1. Kapitel

1.6K 98 14
                                    

Arianna

"Arianna!", hörte ich meinen Vater von unten schreien.

"Arianna?!", rief er erneut und nun schwang Verzweiflung mit in seinem Ton.

Stöhnend richtete ich mich in meinem Bett auf und öffnete langsam die Augen.
Mein Blick fiel auf den Wecker, auf meinem Nachtschrank, neben meinem Bett.

02:47 Uhr.
Früher als sonst.

Als mein Dad erneut nach mir rief, gab ich mir einen Ruck und schwang mich aus meinem Bett.

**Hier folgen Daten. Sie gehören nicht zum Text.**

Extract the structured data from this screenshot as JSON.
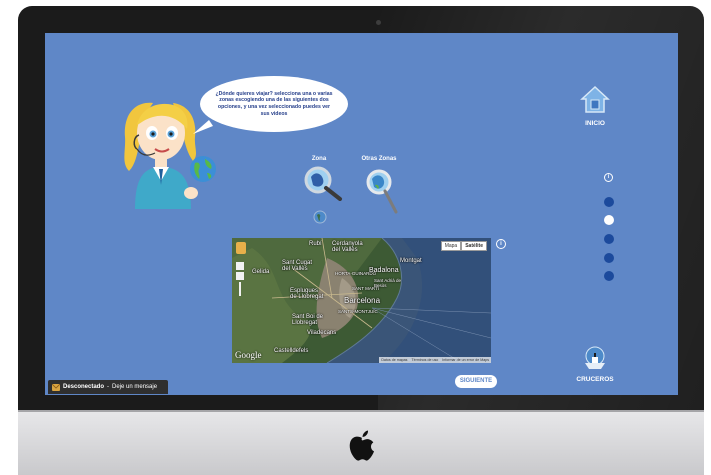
{
  "bubble": {
    "text": "¿Dónde quieres viajar? selecciona una o varias zonas escogiendo una de las siguientes dos opciones, y una vez seleccionado puedes ver sus videos"
  },
  "options": {
    "zona_label": "Zona",
    "otras_zonas_label": "Otras Zonas"
  },
  "map": {
    "tab_mapa": "Mapa",
    "tab_satelite": "Satélite",
    "labels": {
      "rubi": "Rubí",
      "cerdanyola": "Cerdanyola del Vallès",
      "montgat": "Montgat",
      "badalona": "Badalona",
      "sant_cugat": "Sant Cugat del Vallès",
      "sant_marti": "SANT MARTÍ",
      "sant_adria": "Sant Adrià de Besòs",
      "barcelona": "Barcelona",
      "esplugues": "Esplugues de Llobregat",
      "sant_boi": "Sant Boi de Llobregat",
      "viladecans": "Viladecans",
      "castelldefels": "Castelldefels",
      "gelida": "Gelida",
      "montjuic": "SANTS-MONTJUÏC",
      "horta": "HORTA-GUINARDÓ"
    },
    "google": "Google",
    "foot_datos": "Datos de mapas",
    "foot_terminos": "Términos de uso",
    "foot_error": "Informar de un error de Maps"
  },
  "nav": {
    "inicio": "INICIO",
    "cruceros": "CRUCEROS",
    "siguiente": "SIGUIENTE",
    "info_icon": "i",
    "dots_count": 5,
    "active_dot": 1
  },
  "chat": {
    "status": "Desconectado",
    "separator": "-",
    "message": "Deje un mensaje"
  },
  "colors": {
    "screen_bg": "#5f87c7",
    "dot": "#1c4a9c",
    "dot_active": "#ffffff",
    "bezel": "#1b1b1b"
  }
}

Ich atmete einmal tief durch, um mich auf das vorzubereiten, was mich gleich erwarten würde.
Dann setzte ich mich in Bewegung und glitt sanft die Treppe hinunter.

"Dad?", flüsterte ich.
Dieser lag bereits mit dem Gesicht nach unten auf der Couch und schnarchte laut.
Ich seufzte verzweifelt auf und rüttelte leicht an ihm.

"Dad?", wiederholte ich.
Als Antwort bekam ich nur ein Grunzen. "Paps...", murmelte ich beruhigend.
"Komm, steh auf und geh ins Bett!"

Keine Regung.

Ich packte meinen Vater an beiden Schultern und versuchte ihn hochzuhieven.

Da richtete er sich plötzlich von selbst auf und schaute mich an.
Seine grau-schwarzen Haare waren verwuschelt und schienen feucht zu sein.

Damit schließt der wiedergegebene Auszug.